The next obstacle was a long room full of bubbling fluid again, but this time, there was a metal cable about three meters overhead. “I guess I jump up, grab that, and then make my way across hand-over-hand,” Bianca said.
“Should I climb on your back and just hold on tight?” Severyne opened her pack. “Actually, there are climbing harnesses in here. We could clip them together, and then–”
“That won’t be necessary,” Bianca said. “This is as far as you’re going.”
Severyne thought about acting confused, but she could tell from the look on Bianca’s face that the time for all subterfuge was past. “I see. When did you figure it out?”
“I sensed a transmission back on the World of Stone, sent from the Show and Tell. Then, moments later, Heuvelt had an accident that conveniently knocked him unconscious.” She shook her head. “It was too many data points. I couldn’t ignore the obvious conclusion anymore. You are a spy.”
“Why not take me out on the ship, then?” Severyne said. “Why bring me here?”
Bianca shrugged. “I know you’re dangerous. I saw what you did to Richeline. I didn’t want to risk you hurting Ashont or Clec or Heuvelt in those close quarters.
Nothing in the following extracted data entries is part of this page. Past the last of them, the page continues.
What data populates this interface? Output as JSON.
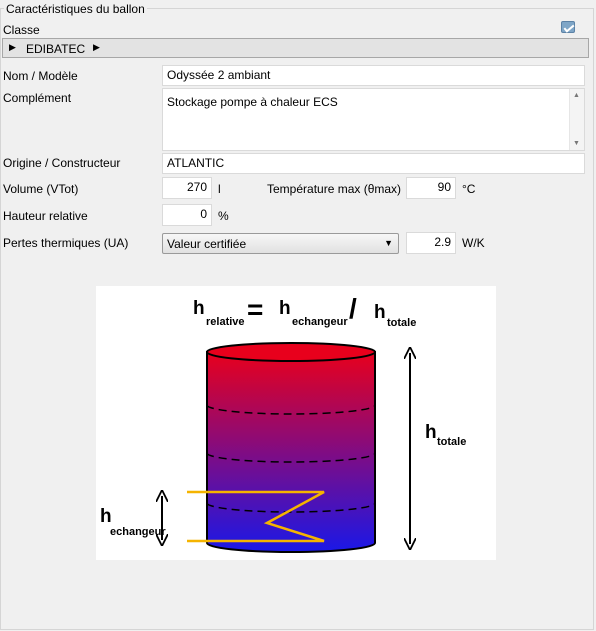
{
  "section_title": "Caractéristiques du ballon",
  "classe": {
    "label": "Classe",
    "value": "EDIBATEC"
  },
  "nom_modele": {
    "label": "Nom / Modèle",
    "value": "Odyssée 2 ambiant"
  },
  "complement": {
    "label": "Complément",
    "value": "Stockage pompe à chaleur ECS"
  },
  "origine": {
    "label": "Origine / Constructeur",
    "value": "ATLANTIC"
  },
  "volume": {
    "label": "Volume (VTot)",
    "value": "270",
    "unit": "l"
  },
  "temperature": {
    "label": "Température max (θmax)",
    "value": "90",
    "unit": "°C"
  },
  "hauteur": {
    "label": "Hauteur relative",
    "value": "0",
    "unit": "%"
  },
  "pertes": {
    "label": "Pertes thermiques (UA)",
    "select_value": "Valeur certifiée",
    "value": "2.9",
    "unit": "W/K"
  },
  "diagram": {
    "h": "h",
    "relative": "relative",
    "echangeur": "echangeur",
    "totale": "totale",
    "equals": "=",
    "slash": "/",
    "colors": {
      "tank_top": "#e8001c",
      "tank_bottom": "#1a18e8",
      "coil": "#f5b400"
    }
  }
}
I figured I’d take you down here and strand you instead.”
“You could have just killed me, and then I wouldn’t be a danger to anyone.” She shook her head. “But you don’t have the will. You’d rather let the Mahact do the killing for you.”
“Oh,” Bianca said. “You think I’m being weak. No. I wanted to bring you to the very edge of fulfilling your mission, and then watch it crumble before your eyes. I’m being cruel, Sev, because I’m very, very angry, and very, very hurt.”
“I see.” Severyne smiled. “In that case, I’m very, very impressed.”
“I don’t care.”
“You don’t? I have a reputation for being difficult to impress. I’m surprised you didn’t hear about that, with all the time you spent with my crew.”
Bianca frowned. “Your crew?” It clicked. “Wait. You’re the captain?” She groaned. “You faked the personnel files, just so you could trick me later? You knew I was hacking your systems all along?”
“I make a point of knowing everything,” Severyne said. “Be flattered. The Barony sent the very best to look after you.” She dropped her pack and reached for the Argent Flight blade tucked into the small of her back. The knife wouldn’t help her now – Bianca could take it from her in the space of an eye-blink, since her only hope at besting the woman was by surprise – but she’d rather die in a fight than sit here waiting to starve.
Bianca staggered away when Severyne brandished the blade, shading her eyes with her hand as if something was blinding her. “What – where did you get that horrible thing?”